– Обезьяна! Обезьяна! Обезьяна!
– О, блядь, смотри, кто идёт! Обезьяна!
Шериф и Змей. Она не заметила их издалека, а теперь уже поздно. Забрела сюда к прудам, – сама виновата. Они грелись и распивали портвейн на пригорке, покрытом стремительно отцветающей на хвощеватых стеблях мать и мачехой. Они голые по пояс, без ботинок, и штаны завёрнуты по колено. Загорают. Улыбаются гады, но Обезьяна чувствует – беда! Развернуться и бежать? Но этого она не может, хоть убей! Нет, бегать может, – никто не догонит, но показать им что испугалась, – ни за что! Врагу не сдаётся наш гордый «Варяг».
– Давай её утопим, наркоманку, – сказал Шериф со злобой, и они потащили её в пруд.
– Кидай, кидай её в воду. Она, хиппи, колёса жрёт, и Машку твою совращает! Ненавижу падлу.
Обезьяна не сопротивляется, и не кричит. «Кричать буду, – по голове ударят – кругом коряги лежат, да и не поможет никто, – а только силы зря потрачу», – думает она, стараясь отплыть. Холодная вода их немного отрезвляет, но вражеская рука давит на голову. «Змей не хочет моей гибели,- он отходчив».
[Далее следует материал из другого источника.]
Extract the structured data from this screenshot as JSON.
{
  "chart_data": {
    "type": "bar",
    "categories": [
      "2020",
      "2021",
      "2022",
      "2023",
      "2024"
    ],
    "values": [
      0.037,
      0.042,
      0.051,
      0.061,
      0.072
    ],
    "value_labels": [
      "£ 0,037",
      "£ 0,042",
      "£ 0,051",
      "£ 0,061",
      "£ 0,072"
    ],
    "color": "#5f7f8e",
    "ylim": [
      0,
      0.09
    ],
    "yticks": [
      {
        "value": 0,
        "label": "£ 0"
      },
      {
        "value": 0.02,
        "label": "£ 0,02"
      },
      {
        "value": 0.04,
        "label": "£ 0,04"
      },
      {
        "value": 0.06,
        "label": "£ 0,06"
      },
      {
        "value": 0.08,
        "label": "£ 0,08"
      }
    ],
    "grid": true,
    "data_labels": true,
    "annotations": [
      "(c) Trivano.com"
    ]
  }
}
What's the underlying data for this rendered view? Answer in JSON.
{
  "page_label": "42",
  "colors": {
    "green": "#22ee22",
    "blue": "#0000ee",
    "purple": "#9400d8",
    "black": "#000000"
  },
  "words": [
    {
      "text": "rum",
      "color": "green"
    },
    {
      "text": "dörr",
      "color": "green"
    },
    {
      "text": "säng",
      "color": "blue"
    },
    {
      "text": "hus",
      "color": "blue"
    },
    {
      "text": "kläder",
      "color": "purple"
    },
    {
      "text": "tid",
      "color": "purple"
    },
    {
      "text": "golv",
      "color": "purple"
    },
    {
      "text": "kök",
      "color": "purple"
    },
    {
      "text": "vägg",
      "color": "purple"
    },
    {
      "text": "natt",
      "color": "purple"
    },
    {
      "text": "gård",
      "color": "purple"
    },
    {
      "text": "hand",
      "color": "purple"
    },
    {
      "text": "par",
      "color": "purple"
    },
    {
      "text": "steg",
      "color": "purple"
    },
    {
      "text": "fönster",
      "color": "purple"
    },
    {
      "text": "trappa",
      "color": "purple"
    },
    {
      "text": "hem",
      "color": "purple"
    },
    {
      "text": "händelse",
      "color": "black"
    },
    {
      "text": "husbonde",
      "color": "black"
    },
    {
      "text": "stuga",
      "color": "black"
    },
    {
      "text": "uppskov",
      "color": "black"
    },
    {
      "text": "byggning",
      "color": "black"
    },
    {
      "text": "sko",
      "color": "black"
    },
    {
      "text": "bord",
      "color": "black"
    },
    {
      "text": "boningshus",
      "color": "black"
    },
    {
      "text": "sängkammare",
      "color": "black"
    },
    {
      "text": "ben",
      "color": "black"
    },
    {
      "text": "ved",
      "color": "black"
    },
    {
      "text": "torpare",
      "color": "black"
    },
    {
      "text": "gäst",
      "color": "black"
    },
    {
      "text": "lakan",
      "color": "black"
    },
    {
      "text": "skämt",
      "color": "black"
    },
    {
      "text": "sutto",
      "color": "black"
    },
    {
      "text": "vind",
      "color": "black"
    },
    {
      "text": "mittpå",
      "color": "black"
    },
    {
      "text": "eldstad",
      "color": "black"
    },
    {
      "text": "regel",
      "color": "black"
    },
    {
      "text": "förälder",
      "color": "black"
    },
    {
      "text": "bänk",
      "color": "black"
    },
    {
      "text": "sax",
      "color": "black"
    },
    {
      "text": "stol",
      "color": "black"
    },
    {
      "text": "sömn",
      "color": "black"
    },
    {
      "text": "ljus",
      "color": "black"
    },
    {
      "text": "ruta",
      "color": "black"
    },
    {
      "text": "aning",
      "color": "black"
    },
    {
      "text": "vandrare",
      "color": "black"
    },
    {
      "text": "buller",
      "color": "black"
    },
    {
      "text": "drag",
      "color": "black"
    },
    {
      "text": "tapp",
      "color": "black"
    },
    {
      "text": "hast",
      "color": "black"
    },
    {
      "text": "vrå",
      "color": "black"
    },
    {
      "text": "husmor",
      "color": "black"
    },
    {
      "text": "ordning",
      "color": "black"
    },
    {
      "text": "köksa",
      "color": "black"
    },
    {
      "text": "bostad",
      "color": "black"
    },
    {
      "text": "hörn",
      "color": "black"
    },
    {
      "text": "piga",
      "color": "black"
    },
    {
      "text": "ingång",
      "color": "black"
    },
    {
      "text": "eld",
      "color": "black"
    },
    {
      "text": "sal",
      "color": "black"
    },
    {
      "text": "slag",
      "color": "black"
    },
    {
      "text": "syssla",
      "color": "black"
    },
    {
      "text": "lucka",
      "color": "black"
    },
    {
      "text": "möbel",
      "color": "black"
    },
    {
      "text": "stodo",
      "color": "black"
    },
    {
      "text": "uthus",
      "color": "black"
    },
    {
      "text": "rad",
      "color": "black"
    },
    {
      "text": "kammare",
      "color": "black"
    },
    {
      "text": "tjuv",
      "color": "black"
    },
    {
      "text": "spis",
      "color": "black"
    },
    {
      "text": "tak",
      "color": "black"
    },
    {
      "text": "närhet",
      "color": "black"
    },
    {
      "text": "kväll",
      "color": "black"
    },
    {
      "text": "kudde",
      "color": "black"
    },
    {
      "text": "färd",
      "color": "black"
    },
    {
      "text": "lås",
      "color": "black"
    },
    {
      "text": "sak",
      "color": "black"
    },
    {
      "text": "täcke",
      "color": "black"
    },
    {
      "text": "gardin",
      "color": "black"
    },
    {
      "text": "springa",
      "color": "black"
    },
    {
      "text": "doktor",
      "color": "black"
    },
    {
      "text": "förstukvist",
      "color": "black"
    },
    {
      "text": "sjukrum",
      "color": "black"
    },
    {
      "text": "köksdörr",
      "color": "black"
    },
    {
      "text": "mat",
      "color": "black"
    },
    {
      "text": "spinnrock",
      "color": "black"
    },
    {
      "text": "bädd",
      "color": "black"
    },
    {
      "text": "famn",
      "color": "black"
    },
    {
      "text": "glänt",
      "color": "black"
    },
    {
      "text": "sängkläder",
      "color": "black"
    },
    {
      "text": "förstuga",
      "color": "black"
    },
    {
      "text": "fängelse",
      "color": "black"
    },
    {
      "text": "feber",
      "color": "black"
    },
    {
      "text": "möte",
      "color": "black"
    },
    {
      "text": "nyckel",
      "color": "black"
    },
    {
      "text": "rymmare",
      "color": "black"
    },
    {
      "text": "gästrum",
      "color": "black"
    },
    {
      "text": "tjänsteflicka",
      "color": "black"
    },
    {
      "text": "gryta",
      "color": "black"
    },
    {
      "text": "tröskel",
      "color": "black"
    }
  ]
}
– Н? её на х…! – говорит Змей. – Её Голубь любит, пусть он с ней разбирается.
Вода в апреле страшно холодная. Страшно. Здесь где-то закопали Мишку и Гришку – двух разбойников в начале века. Народ их судил самосудом, и место это считается проклятым. Голубое пальто в белую клеточку тяжело и тянет на дно, но Обезьяна всё же отплывает наискосок и выползает на берег. Ботинки полны воды и тины.
Домой Обезьяне нельзя в таком виде и она идёт к Маше. По дороге её колотит от холода и страха, который нагнал ее, когда опасность была уже позади.
Маша даёт ей сухую одежду: какие-то серые колготки, свитер колючий и совсем не удивляется, что из подруги лужа в коридоре набежала. Её вообще удивить невозможно. Сколько Обезьяна не пробовала, – ничего не получалось. Только брови свои выщипанные поднимает и напевает с насмешкой: «о чём-то чайки плачут за кормой, и тихо плещется волна!»
Обезьяна быстро согрелась под горячим душем, и зубы больше не стучат…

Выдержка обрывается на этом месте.